それを見た瞬間、スピリチュアルも批判ももうどうでもいいという気持ちになった。
真に歩み寄れない存在なら、批判してもしょうがないじゃないか。



ちなみに、大津いじめ自殺事件について、スピリチュアル系の方、
それもちゃんと霊視もセッションもやるプロ(というかそれで飯食ってる系の方)が、
何を書いてるのかな、と探してみたことがあった。
これ、前も同じ事してるんだけどなぁ・・・
・・・山口県光市母子殺害事件差戻上告審判決が出た時。
あの時は、スピ・カウンセラーの記事に憤ったけど、今度はどうだろう。


案の定というか予想通りというか、
「いじめ」問題に対し、スピリチュアルは何の解決も、何の光も与えてはくれていない。
一応、「過去世の問題がある」とか、まぁ霊視をすれば、いじめられる原因が分かるらしいのだが、
それよりも何よりも必要なのは、どうしたらいじめをSTOPできるかという有効打だろう。
そして見切った。
別に、いじめ問題に限らず、
スピリチュアルは、「今、ここにある危機」に対して無力である。
漠然とした将来の不安感、切迫感、過去のトラウマ、こだわり、哀しみ、無力感、絶望感、人生迷路に入った時のそうした感覚に対しては有効であっても、
今、この人から殺されるかもしれない。

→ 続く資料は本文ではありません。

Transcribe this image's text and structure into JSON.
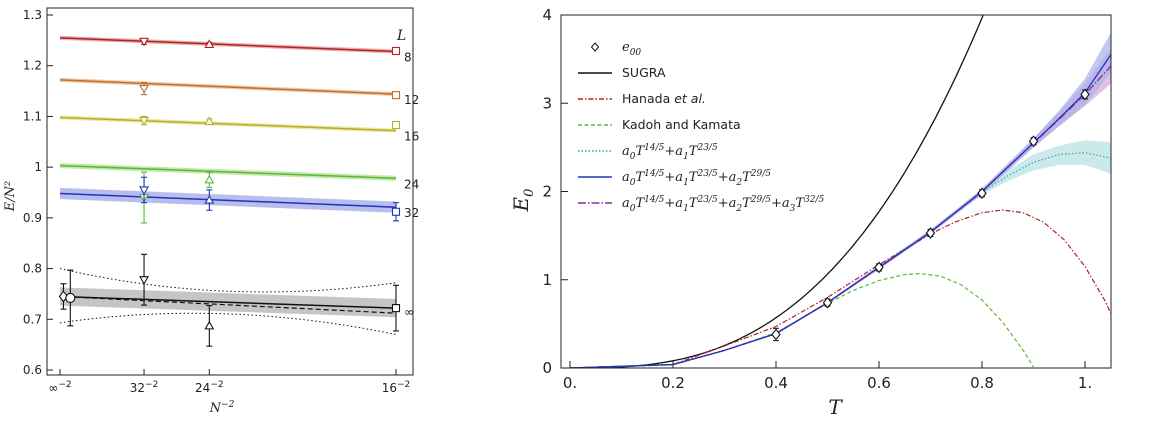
{
  "chart_data": [
    {
      "type": "line",
      "panel": "left",
      "title": "",
      "xlabel": "N−2",
      "ylabel": "E/N²",
      "xlim": [
        0,
        0.0039
      ],
      "ylim": [
        0.6,
        1.3
      ],
      "grid": false,
      "x_ticks": [
        {
          "value": 0,
          "base": "∞",
          "exp": "−2"
        },
        {
          "value": 0.000977,
          "base": "32",
          "exp": "−2"
        },
        {
          "value": 0.001736,
          "base": "24",
          "exp": "−2"
        },
        {
          "value": 0.003906,
          "base": "16",
          "exp": "−2"
        }
      ],
      "y_ticks": [
        {
          "value": 0.6,
          "label": "0.6"
        },
        {
          "value": 0.7,
          "label": "0.7"
        },
        {
          "value": 0.8,
          "label": "0.8"
        },
        {
          "value": 0.9,
          "label": "0.9"
        },
        {
          "value": 1.0,
          "label": "1"
        },
        {
          "value": 1.1,
          "label": "1.1"
        },
        {
          "value": 1.2,
          "label": "1.2"
        },
        {
          "value": 1.3,
          "label": "1.3"
        }
      ],
      "legend_title": "L",
      "series": [
        {
          "name": "8",
          "color": "#b22222",
          "band": "#e8a0a0",
          "fit": [
            1.255,
            1.228
          ],
          "halfwidth": 0.004,
          "points": [
            {
              "x": 0.000977,
              "y": 1.248,
              "err": 0.006,
              "marker": "tri-down"
            },
            {
              "x": 0.001736,
              "y": 1.242,
              "err": 0.004,
              "marker": "tri-up"
            },
            {
              "x": 0.003906,
              "y": 1.229,
              "err": 0.005,
              "marker": "square"
            }
          ]
        },
        {
          "name": "12",
          "color": "#c0702a",
          "band": "#efc09a",
          "fit": [
            1.172,
            1.144
          ],
          "halfwidth": 0.004,
          "points": [
            {
              "x": 0.000977,
              "y": 1.155,
              "err": 0.012,
              "marker": "tri-down"
            },
            {
              "x": 0.003906,
              "y": 1.142,
              "err": 0.006,
              "marker": "square"
            }
          ]
        },
        {
          "name": "16",
          "color": "#b5b025",
          "band": "#e6e39a",
          "fit": [
            1.098,
            1.072
          ],
          "halfwidth": 0.004,
          "points": [
            {
              "x": 0.000977,
              "y": 1.092,
              "err": 0.008,
              "marker": "tri-down"
            },
            {
              "x": 0.001736,
              "y": 1.09,
              "err": 0.005,
              "marker": "tri-up"
            },
            {
              "x": 0.003906,
              "y": 1.083,
              "err": 0.006,
              "marker": "square"
            }
          ]
        },
        {
          "name": "24",
          "color": "#5cb83a",
          "band": "#b8e4a0",
          "fit": [
            1.003,
            0.978
          ],
          "halfwidth": 0.005,
          "points": [
            {
              "x": 0.000977,
              "y": 0.94,
              "err": 0.05,
              "marker": "tri-down"
            },
            {
              "x": 0.001736,
              "y": 0.975,
              "err": 0.015,
              "marker": "tri-up"
            }
          ]
        },
        {
          "name": "32",
          "color": "#2233bb",
          "band": "#aab2ea",
          "fit": [
            0.948,
            0.921
          ],
          "halfwidth": 0.011,
          "points": [
            {
              "x": 0.000977,
              "y": 0.955,
              "err": 0.025,
              "marker": "tri-down"
            },
            {
              "x": 0.001736,
              "y": 0.935,
              "err": 0.02,
              "marker": "tri-up"
            },
            {
              "x": 0.003906,
              "y": 0.912,
              "err": 0.018,
              "marker": "square"
            }
          ]
        },
        {
          "name": "∞",
          "color": "#111111",
          "band": "#bbbbbb",
          "fit": [
            0.745,
            0.722
          ],
          "halfwidth": 0.018,
          "dashed_fit": [
            0.745,
            0.712
          ],
          "dotted_upper": [
            0.8,
            0.745,
            0.772
          ],
          "dotted_lower": [
            0.693,
            0.72,
            0.67
          ],
          "points": [
            {
              "x": 0.000977,
              "y": 0.778,
              "err": 0.05,
              "marker": "tri-down"
            },
            {
              "x": 0.001736,
              "y": 0.687,
              "err": 0.04,
              "marker": "tri-up"
            },
            {
              "x": 0.003906,
              "y": 0.722,
              "err": 0.045,
              "marker": "square"
            },
            {
              "x": 4e-05,
              "y": 0.745,
              "err": 0.025,
              "marker": "diamond"
            },
            {
              "x": 0.00012,
              "y": 0.742,
              "err": 0.055,
              "marker": "circle"
            }
          ]
        }
      ]
    },
    {
      "type": "line",
      "panel": "right",
      "title": "",
      "xlabel": "T",
      "ylabel": "E",
      "ylabel_sub": "0",
      "xlim": [
        0,
        1.1
      ],
      "ylim": [
        0,
        4
      ],
      "grid": false,
      "legend_position": "top-left",
      "x_ticks": [
        {
          "value": 0,
          "label": "0."
        },
        {
          "value": 0.2,
          "label": "0.2"
        },
        {
          "value": 0.4,
          "label": "0.4"
        },
        {
          "value": 0.6,
          "label": "0.6"
        },
        {
          "value": 0.8,
          "label": "0.8"
        },
        {
          "value": 1.0,
          "label": "1."
        }
      ],
      "y_ticks": [
        {
          "value": 0,
          "label": "0"
        },
        {
          "value": 1,
          "label": "1"
        },
        {
          "value": 2,
          "label": "2"
        },
        {
          "value": 3,
          "label": "3"
        },
        {
          "value": 4,
          "label": "4"
        }
      ],
      "legend": [
        {
          "key": "e00",
          "label": "e",
          "sub": "00",
          "style": "marker-diamond",
          "color": "#111111"
        },
        {
          "key": "sugra",
          "label": "SUGRA",
          "style": "solid",
          "color": "#111111"
        },
        {
          "key": "hanada",
          "label": "Hanada ",
          "label_italic": "et al.",
          "style": "dashdot",
          "color": "#b22222"
        },
        {
          "key": "kadoh",
          "label": "Kadoh and Kamata",
          "style": "dashed",
          "color": "#5cb83a"
        },
        {
          "key": "fit2",
          "terms": [
            [
              "a",
              "0",
              "14/5"
            ],
            [
              "a",
              "1",
              "23/5"
            ]
          ],
          "style": "dotted",
          "color": "#4aa0a8"
        },
        {
          "key": "fit3",
          "terms": [
            [
              "a",
              "0",
              "14/5"
            ],
            [
              "a",
              "1",
              "23/5"
            ],
            [
              "a",
              "2",
              "29/5"
            ]
          ],
          "style": "solid",
          "color": "#2233bb"
        },
        {
          "key": "fit4",
          "terms": [
            [
              "a",
              "0",
              "14/5"
            ],
            [
              "a",
              "1",
              "23/5"
            ],
            [
              "a",
              "2",
              "29/5"
            ],
            [
              "a",
              "3",
              "32/5"
            ]
          ],
          "style": "longdash",
          "color": "#8a2f9a"
        }
      ],
      "data_points": [
        {
          "T": 0.4,
          "E": 0.38,
          "err": 0.07
        },
        {
          "T": 0.5,
          "E": 0.74,
          "err": 0.04
        },
        {
          "T": 0.6,
          "E": 1.14,
          "err": 0.04
        },
        {
          "T": 0.7,
          "E": 1.53,
          "err": 0.04
        },
        {
          "T": 0.8,
          "E": 1.98,
          "err": 0.04
        },
        {
          "T": 0.9,
          "E": 2.57,
          "err": 0.04
        },
        {
          "T": 1.0,
          "E": 3.1,
          "err": 0.05
        }
      ],
      "curves": {
        "sugra": {
          "model": "power",
          "coef": 7.41,
          "exp": 2.8
        },
        "fit2": {
          "T": [
            0.3,
            0.4,
            0.5,
            0.6,
            0.7,
            0.8,
            0.85,
            0.9,
            0.95,
            1.0,
            1.05,
            1.1
          ],
          "E": [
            0.2,
            0.39,
            0.74,
            1.14,
            1.55,
            1.99,
            2.18,
            2.33,
            2.42,
            2.44,
            2.38,
            2.22
          ],
          "upper": [
            0.2,
            0.4,
            0.75,
            1.16,
            1.57,
            2.02,
            2.24,
            2.42,
            2.52,
            2.58,
            2.56,
            2.48
          ],
          "lower": [
            0.2,
            0.38,
            0.73,
            1.12,
            1.53,
            1.96,
            2.12,
            2.24,
            2.3,
            2.3,
            2.2,
            1.95
          ]
        },
        "fit3": {
          "T": [
            0.3,
            0.4,
            0.5,
            0.6,
            0.7,
            0.8,
            0.9,
            0.95,
            1.0,
            1.05,
            1.09
          ],
          "E": [
            0.2,
            0.39,
            0.74,
            1.14,
            1.54,
            2.0,
            2.55,
            2.83,
            3.12,
            3.55,
            3.98
          ],
          "upper": [
            0.2,
            0.4,
            0.75,
            1.16,
            1.56,
            2.03,
            2.6,
            2.92,
            3.28,
            3.8,
            4.2
          ],
          "lower": [
            0.2,
            0.38,
            0.73,
            1.12,
            1.52,
            1.97,
            2.5,
            2.75,
            2.98,
            3.35,
            3.65
          ]
        },
        "fit4": {
          "T": [
            0.3,
            0.4,
            0.5,
            0.6,
            0.7,
            0.8,
            0.9,
            0.95,
            1.0,
            1.05,
            1.1
          ],
          "E": [
            0.2,
            0.39,
            0.74,
            1.14,
            1.54,
            2.0,
            2.55,
            2.82,
            3.1,
            3.42,
            3.75
          ],
          "upper": [
            0.2,
            0.4,
            0.75,
            1.16,
            1.56,
            2.03,
            2.6,
            2.9,
            3.23,
            3.62,
            4.05
          ],
          "lower": [
            0.2,
            0.38,
            0.73,
            1.12,
            1.52,
            1.97,
            2.5,
            2.74,
            2.97,
            3.22,
            3.45
          ]
        },
        "hanada": {
          "T": [
            0.3,
            0.4,
            0.5,
            0.6,
            0.7,
            0.75,
            0.8,
            0.84,
            0.88,
            0.92,
            0.96,
            1.0,
            1.04,
            1.08,
            1.095
          ],
          "E": [
            0.25,
            0.47,
            0.8,
            1.17,
            1.52,
            1.66,
            1.76,
            1.79,
            1.76,
            1.65,
            1.45,
            1.15,
            0.75,
            0.22,
            0.0
          ]
        },
        "kadoh": {
          "T": [
            0.3,
            0.4,
            0.5,
            0.55,
            0.6,
            0.65,
            0.68,
            0.72,
            0.76,
            0.8,
            0.84,
            0.88,
            0.9
          ],
          "E": [
            0.2,
            0.4,
            0.73,
            0.88,
            0.99,
            1.06,
            1.07,
            1.04,
            0.94,
            0.77,
            0.52,
            0.2,
            0.01
          ]
        }
      }
    }
  ]
}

今すぐに死ぬしかない。敵は自分じゃないんだ。敵は、自分以外にある。
そんな「今現実に存在する危機」に対しては無効なんだな。



なんでもかんでも、自分に問題があるんじゃないんだぞ。

なんでもかんでも、自分の意識さえ変えれば世界が変わるわけじゃないんだぞ。

自分に問題があると思ってる人には、スピリチュアルは有効だが、

そうではない場合は、ただの戯言にしか聞こえないんだ。